Our continued blog series with advice on how to avoid an only-following-instructions type electronic Contract Manufacturer, and leveraging a successful partnership with a transparent and proactive electronic contract manufacturer.
In last week’s blog post “A CM with an Engineering Team that offers manufacturability recommendations” we offered the second tip in how to avoid landing another only-following-instructions type CM. Here’s our third tip:
A CM that has close relationships with their preferred suppliers, especially for custom components
If your CM isn’t open and communicative about the suppliers that they are using to source the components needed to put together your product; that’s a huge red flag! Not only should you be aware of the suppliers used, you should also be included in the procurement process to help ensure that everyone is on the same page. Taking it one step further, your CM should leverage any internal engineering and assembly experience with their custom suppliers in order to help solve any design or manufacturability concerns that will impact production.
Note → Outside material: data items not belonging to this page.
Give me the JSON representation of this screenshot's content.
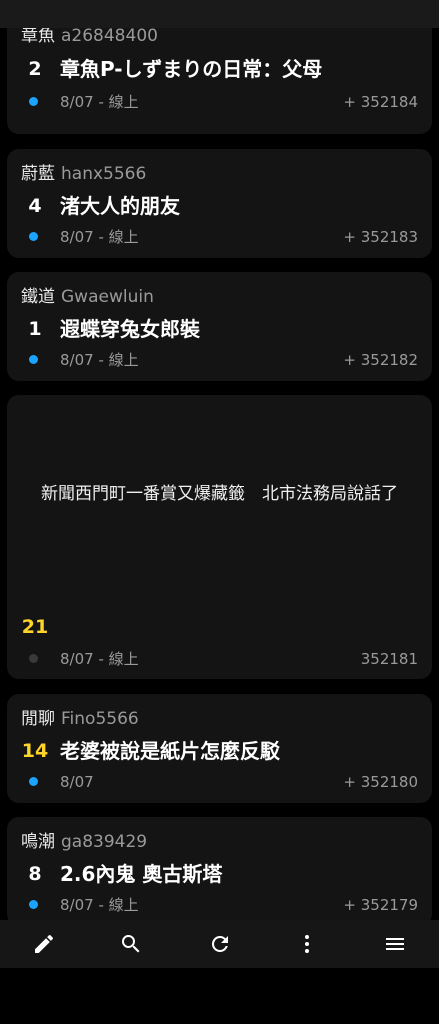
{
  "posts": [
    {
      "board": "章魚",
      "user": "a26848400",
      "count": "2",
      "title": "章魚P-しずまりの日常：父母",
      "date": "8/07 - 線上",
      "id": "+ 352184"
    },
    {
      "board": "蔚藍",
      "user": "hanx5566",
      "count": "4",
      "title": "渚大人的朋友",
      "date": "8/07 - 線上",
      "id": "+ 352183"
    },
    {
      "board": "鐵道",
      "user": "Gwaewluin",
      "count": "1",
      "title": "遐蝶穿兔女郎裝",
      "date": "8/07 - 線上",
      "id": "+ 352182"
    }
  ],
  "ad": {
    "text": "新聞西門町一番賞又爆藏籤　北市法務局說話了",
    "count": "21",
    "date": "8/07 - 線上",
    "id": "352181"
  },
  "posts2": [
    {
      "board": "閒聊",
      "user": "Fino5566",
      "count": "14",
      "title": "老婆被說是紙片怎麼反駁",
      "date": "8/07",
      "id": "+ 352180"
    },
    {
      "board": "鳴潮",
      "user": "ga839429",
      "count": "8",
      "title": "2.6內鬼 奧古斯塔",
      "date": "8/07 - 線上",
      "id": "+ 352179"
    }
  ],
  "toolbar": [
    "edit-icon",
    "search-icon",
    "refresh-icon",
    "more-vert-icon",
    "menu-icon"
  ],
  "colors": {
    "unread_dot": "#1aa3ff",
    "hot_count": "#ffd42a",
    "card_bg": "#141414"
  }
}
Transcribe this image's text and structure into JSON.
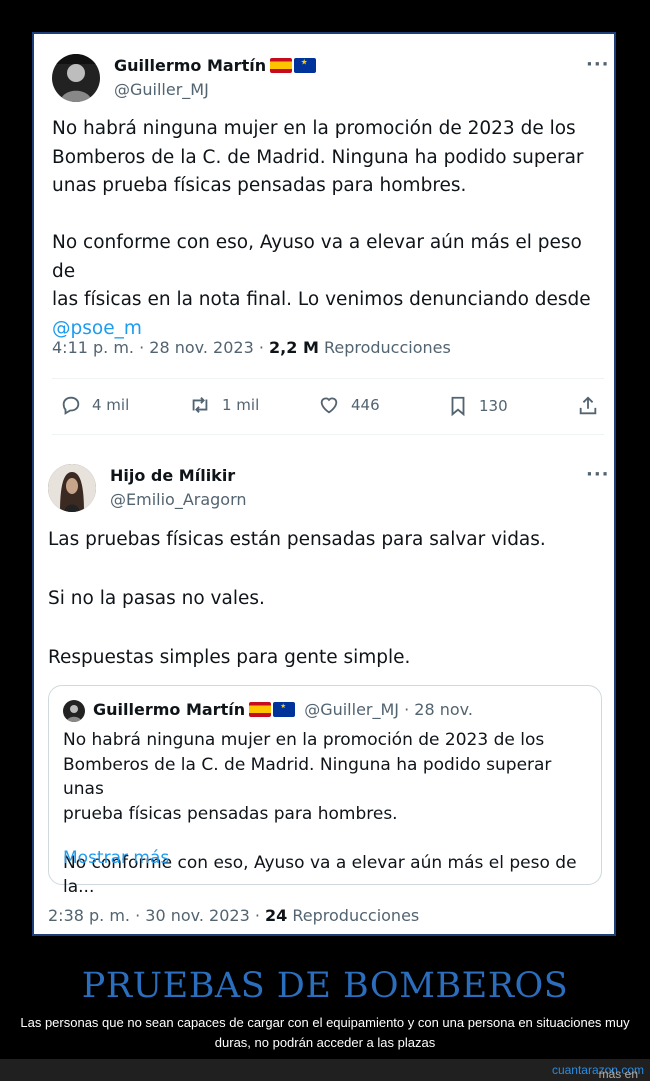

Recently, we had a customer drastically increase their monthly volumes on an aiming systems product with a custom battery connector. In smaller quantities, we were able to hand place this part prior to oven reflow. However, when the quantities increased ten-fold, it was no longer feasible for a hand operation. In cooperation with our customer, our Engineering Team proposed a design tweak to the battery contact that would allow it to be placed in our high-speed surface mount operation. In collaboration with our customer and the battery contact manufacturer, we not only developed a Surface Mount Technology (SMT) version of the part that could be supplied in reels, but also helped the customer update their design to accommodate the new SMT soldering requirements. Both our customer and the component manufacturer were pleased and surprised by our initiative to identify a solution. They were used to working with CMs that would “complain about the situation, but not actually fix it!”